Colic is a frustrating phenomenon consisting of regular fits of inconsolable crying in infants. It is often associated with motor symptoms such as grimacing, drawing up of the legs or arching of the trunk, or clenching of the fists. The daily episodes of screaming may take a toll on the parents, but colic usually subsides on its own in 4-6 months.
Colic is thought to be due to swallowed air, so holding the baby in an upright position when feeding may help to reduce the amount of air swallowed.
If the baby is bottle-fed, a fast-flow teat will help to reduce the amount of swallowed air by allowing milk to flow freely when the baby sucks the teat.
Burping has always been a standard recommendation in the prevention of colic, though there is no evidence to show that it works. The baby should be held against the shoulder and gently patted on the back, over the stomach region, to expel the swallowed gas bubble. Sometimes the baby is held in the upright position and the stomach patted instead. A small amount of milk may also be ejected with the gas, so an absorbent cloth should be placed over the shoulder first.
Over feeding the baby should be avoided. If the baby tends to eat too much too fast, such as emptying the bottle in less than 20 minutes, a bottle with a teat of smaller hole size should be tried. Milk should still flow freely through it when the baby sucks.

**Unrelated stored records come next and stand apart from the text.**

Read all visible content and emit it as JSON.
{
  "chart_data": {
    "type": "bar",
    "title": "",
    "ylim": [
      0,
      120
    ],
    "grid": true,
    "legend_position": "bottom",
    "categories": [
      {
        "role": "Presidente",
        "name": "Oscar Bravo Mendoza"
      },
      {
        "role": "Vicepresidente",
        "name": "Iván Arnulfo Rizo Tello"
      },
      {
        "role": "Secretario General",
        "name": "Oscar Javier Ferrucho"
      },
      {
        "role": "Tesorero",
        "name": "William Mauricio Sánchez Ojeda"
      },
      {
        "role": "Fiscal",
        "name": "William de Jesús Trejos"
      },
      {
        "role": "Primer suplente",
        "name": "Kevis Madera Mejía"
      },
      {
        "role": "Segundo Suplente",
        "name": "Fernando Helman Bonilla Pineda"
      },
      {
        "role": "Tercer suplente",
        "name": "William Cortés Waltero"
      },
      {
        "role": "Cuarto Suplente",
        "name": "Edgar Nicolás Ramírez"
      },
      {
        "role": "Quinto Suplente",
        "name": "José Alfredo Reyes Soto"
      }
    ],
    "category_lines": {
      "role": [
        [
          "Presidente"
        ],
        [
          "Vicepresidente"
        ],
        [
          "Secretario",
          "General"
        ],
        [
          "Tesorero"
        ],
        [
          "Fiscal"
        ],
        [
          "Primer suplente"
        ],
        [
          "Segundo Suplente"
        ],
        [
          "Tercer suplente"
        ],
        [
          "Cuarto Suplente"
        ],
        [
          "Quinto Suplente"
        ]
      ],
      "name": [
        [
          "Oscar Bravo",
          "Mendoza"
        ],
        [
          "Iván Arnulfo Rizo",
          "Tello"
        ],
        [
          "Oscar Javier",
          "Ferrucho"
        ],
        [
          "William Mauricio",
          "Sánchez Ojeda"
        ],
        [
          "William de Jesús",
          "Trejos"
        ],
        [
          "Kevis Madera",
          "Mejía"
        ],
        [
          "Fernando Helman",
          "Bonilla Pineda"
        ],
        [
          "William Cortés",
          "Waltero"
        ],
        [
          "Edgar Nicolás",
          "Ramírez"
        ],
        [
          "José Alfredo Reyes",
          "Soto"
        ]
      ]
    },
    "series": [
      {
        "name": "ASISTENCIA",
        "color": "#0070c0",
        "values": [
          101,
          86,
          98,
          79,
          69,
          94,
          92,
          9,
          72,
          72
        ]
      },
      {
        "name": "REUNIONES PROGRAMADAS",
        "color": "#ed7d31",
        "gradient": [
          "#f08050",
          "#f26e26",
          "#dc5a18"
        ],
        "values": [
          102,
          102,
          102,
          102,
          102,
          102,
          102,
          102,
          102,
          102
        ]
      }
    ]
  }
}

Modifying the Maternal Diet
Some food ingredients which pass into breast milk may cause colic in the infant, such as spices, caffeine, or alcohol. Thus, some mothers may cut out these foods and beverages out of their diet to prevent colicky symptoms from recurring in their breastfeeding infants.
Dairy milk proteins may also result in colic in some breastfed infants, due to temporary intolerance to these substances secreted in breast milk. Removing all dairy products from the diet may work. If so, the mother should consult her doctor to decide on the right and healthy dairy-free diet, which will not result in calcium deficiency.
Avoiding chocolate is another measure which is sometimes advised. Allergens such as nuts are also advised to be cut out from the mother’s diet in some cases. Sometimes, mothers choose to abstain from foods which produce gas, such as cabbage or broccoli, and beans. If the mother is breastfeeding the infant, but is on medication, she should check that the medicines do not pass into breast milk and irritate the baby’s digestive tract.
Dealing with Allergy/Intolerance
Administering lactase drops may help avert colic if the baby has transient lactose intolerance hindering the complete digestion of milk. Some formulas have lactobacillus acidophilus added to them to prevent bacterial overgrowth in the gut, which could cause indigestion. This has not been found to make much difference in bottle-fed babies, however. Switching the formula may be of use in a few babies.
No single measure has been yet shown to prevent colic in infants, and infallible recipes passed down by family and friends may not fare any better. It is most important for the parents or caregivers to remember that the infant who has been diagnosed to have no organic illness is really well and growing well, and that the crying will not have any permanent ill effects. Moreover, responding quietly, promptly and consistently to the child, preferably by taking the child for a wheeled drive, is the most effective way to deal with colic when it occurs. Colic is sure to subside with or without treatment by the age of 4 months, or 6 months at the most.